Le criticon - Baltasar Gracian
CRITILO NAUFRAGÉ RENCONTRE ANDRENIO, QUI LUI RACONTE SA PRODIGIEUSE HISTOIRE
- Oh vie ! tu n’aurais pas dû commencer, mais puisque tu as commencé tu ne devrais pas finir! Il n’y a pas de chose plus désirée ni plus fragile que tu l'es, et celui qui une fois te perd, tard te récupère : dès lors, je devrais t’estimer comme déjà perdue. La nature s’est montrée la marâtre de l’homme, car ce qu’elle lui enlève de connaissance lorsqu’il naît, elle le lui restitue quand il meurt : là parce qu’il ne perçoit pas les biens qu’il reçoit et ici parce qu’il éprouve les maux qu’il conjure.

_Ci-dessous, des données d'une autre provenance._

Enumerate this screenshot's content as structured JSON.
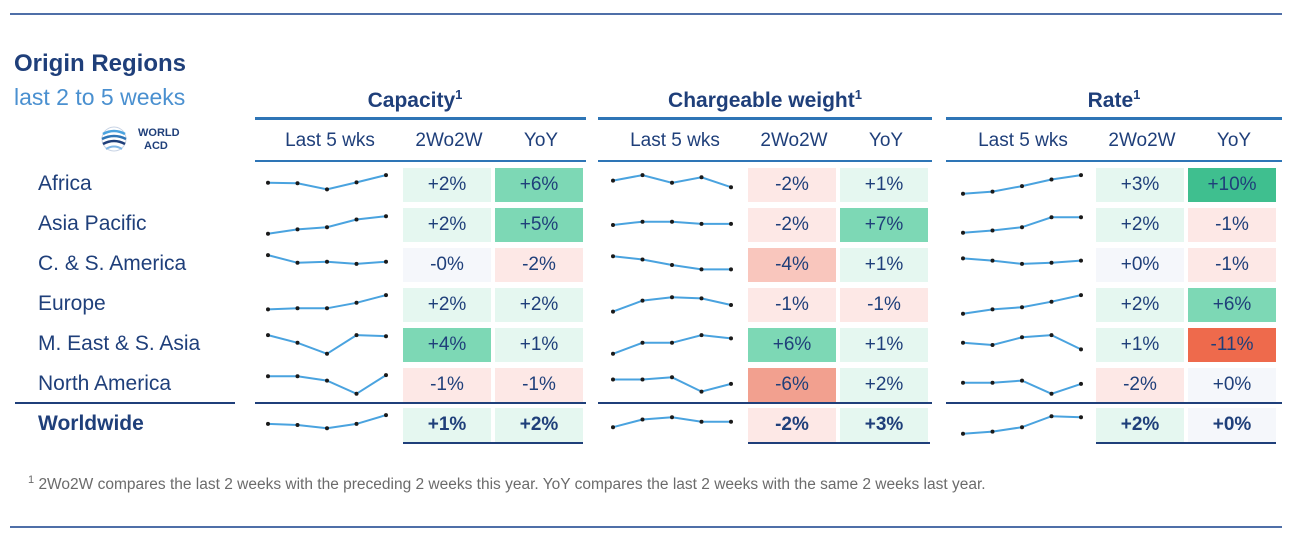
{
  "header": {
    "title": "Origin Regions",
    "subtitle": "last 2 to 5 weeks",
    "logo_line1": "WORLD",
    "logo_line2": "ACD"
  },
  "groups": [
    {
      "title": "Capacity",
      "sup": "1"
    },
    {
      "title": "Chargeable weight",
      "sup": "1"
    },
    {
      "title": "Rate",
      "sup": "1"
    }
  ],
  "column_headers": [
    "Last 5 wks",
    "2Wo2W",
    "YoY"
  ],
  "footnote": {
    "sup": "1",
    "text": "2Wo2W compares the last 2 weeks with the preceding 2 weeks this year. YoY compares the last 2 weeks with the same 2 weeks last year."
  },
  "colors": {
    "strong_pos": "#3fbf8f",
    "mid_pos": "#7dd8b5",
    "light_pos": "#c9efe0",
    "pale_pos": "#e5f7f0",
    "neutral": "#f5f7fb",
    "pale_neg": "#fde8e6",
    "light_neg": "#f9c6bd",
    "mid_neg": "#f2a08f",
    "strong_neg": "#ee6a4c",
    "line": "#4aa3df"
  },
  "chart_data": {
    "type": "table",
    "regions": [
      "Africa",
      "Asia Pacific",
      "C. & S. America",
      "Europe",
      "M. East & S. Asia",
      "North America",
      "Worldwide"
    ],
    "metrics": [
      "Capacity",
      "Chargeable weight",
      "Rate"
    ],
    "rows": [
      {
        "region": "Africa",
        "values": {
          "Capacity": {
            "2Wo2W": "+2%",
            "YoY": "+6%"
          },
          "Chargeable weight": {
            "2Wo2W": "-2%",
            "YoY": "+1%"
          },
          "Rate": {
            "2Wo2W": "+3%",
            "YoY": "+10%"
          }
        }
      },
      {
        "region": "Asia Pacific",
        "values": {
          "Capacity": {
            "2Wo2W": "+2%",
            "YoY": "+5%"
          },
          "Chargeable weight": {
            "2Wo2W": "-2%",
            "YoY": "+7%"
          },
          "Rate": {
            "2Wo2W": "+2%",
            "YoY": "-1%"
          }
        }
      },
      {
        "region": "C. & S. America",
        "values": {
          "Capacity": {
            "2Wo2W": "-0%",
            "YoY": "-2%"
          },
          "Chargeable weight": {
            "2Wo2W": "-4%",
            "YoY": "+1%"
          },
          "Rate": {
            "2Wo2W": "+0%",
            "YoY": "-1%"
          }
        }
      },
      {
        "region": "Europe",
        "values": {
          "Capacity": {
            "2Wo2W": "+2%",
            "YoY": "+2%"
          },
          "Chargeable weight": {
            "2Wo2W": "-1%",
            "YoY": "-1%"
          },
          "Rate": {
            "2Wo2W": "+2%",
            "YoY": "+6%"
          }
        }
      },
      {
        "region": "M. East & S. Asia",
        "values": {
          "Capacity": {
            "2Wo2W": "+4%",
            "YoY": "+1%"
          },
          "Chargeable weight": {
            "2Wo2W": "+6%",
            "YoY": "+1%"
          },
          "Rate": {
            "2Wo2W": "+1%",
            "YoY": "-11%"
          }
        }
      },
      {
        "region": "North America",
        "values": {
          "Capacity": {
            "2Wo2W": "-1%",
            "YoY": "-1%"
          },
          "Chargeable weight": {
            "2Wo2W": "-6%",
            "YoY": "+2%"
          },
          "Rate": {
            "2Wo2W": "-2%",
            "YoY": "+0%"
          }
        }
      },
      {
        "region": "Worldwide",
        "values": {
          "Capacity": {
            "2Wo2W": "+1%",
            "YoY": "+2%"
          },
          "Chargeable weight": {
            "2Wo2W": "-2%",
            "YoY": "+3%"
          },
          "Rate": {
            "2Wo2W": "+2%",
            "YoY": "+0%"
          }
        }
      }
    ],
    "sparklines_relative_level_0_to_1": {
      "Capacity": [
        [
          0.6,
          0.58,
          0.3,
          0.62,
          0.95
        ],
        [
          0.1,
          0.3,
          0.4,
          0.75,
          0.9
        ],
        [
          0.95,
          0.6,
          0.65,
          0.55,
          0.65
        ],
        [
          0.3,
          0.35,
          0.35,
          0.6,
          0.95
        ],
        [
          0.95,
          0.6,
          0.1,
          0.95,
          0.9
        ],
        [
          0.9,
          0.9,
          0.7,
          0.1,
          0.95
        ],
        [
          0.55,
          0.5,
          0.35,
          0.55,
          0.95
        ]
      ],
      "Chargeable weight": [
        [
          0.7,
          0.95,
          0.6,
          0.85,
          0.4
        ],
        [
          0.5,
          0.65,
          0.65,
          0.55,
          0.55
        ],
        [
          0.9,
          0.75,
          0.5,
          0.3,
          0.3
        ],
        [
          0.2,
          0.7,
          0.85,
          0.8,
          0.5
        ],
        [
          0.1,
          0.6,
          0.6,
          0.95,
          0.8
        ],
        [
          0.75,
          0.75,
          0.85,
          0.2,
          0.55
        ],
        [
          0.4,
          0.75,
          0.85,
          0.65,
          0.65
        ]
      ],
      "Rate": [
        [
          0.1,
          0.2,
          0.45,
          0.75,
          0.95
        ],
        [
          0.15,
          0.25,
          0.4,
          0.85,
          0.85
        ],
        [
          0.8,
          0.7,
          0.55,
          0.6,
          0.7
        ],
        [
          0.1,
          0.3,
          0.4,
          0.65,
          0.95
        ],
        [
          0.6,
          0.5,
          0.85,
          0.95,
          0.3
        ],
        [
          0.6,
          0.6,
          0.7,
          0.1,
          0.55
        ],
        [
          0.1,
          0.2,
          0.4,
          0.9,
          0.85
        ]
      ]
    }
  }
}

Oh! tyran mille fois de toute l’humanité celui qui, le premier, avec une scandaleuse témérité, confia sa vie à l'élément inconstant, sur un fragile morceau de bois! On dit que sur son sein l’acier brillait, mais moi je dis que l'erreur l'aveuglait. En vain l'Attention supérieure a séparé les nations avec les monts et les mers, si l’audace des hommes a trouvé des ponts pour transvaser leur malice. Tout ce que l’industrie humaine a inventé a été pernicieusement fatal, et à son propre préjudice : la poudre est un horrible ravage de vies, l’instrument de sa plus grande ruine, et un bateau n’est rien d’autre qu’un cercueil anticipé. La terre paraissait un théâtre trop étroit à la mort pour ses tragédies, elle chercha le moyen de triompher sur les mers, afin que dans tous les éléments Ton se meure. Combien de degrés reste-t-il à un malheureux pour périr, après qu’il a foulé le pont d’un navire, échafaud mérité de son intrépidité? Avec raison Caton lui-même réprouvait de s’être embarqué, des trois folies qu’il fit dans sa vie, pour la plus grande. Oh sort, oh ciel, oh fortune! je croirais même être quelque chose, puisqu’ainsi tu me poursuis; et après avoir commencé, tu n’as de cesse que tu n’aies achevé : que me serve en cette occasion de ne rien valoir, pour prétendre à l’éternité.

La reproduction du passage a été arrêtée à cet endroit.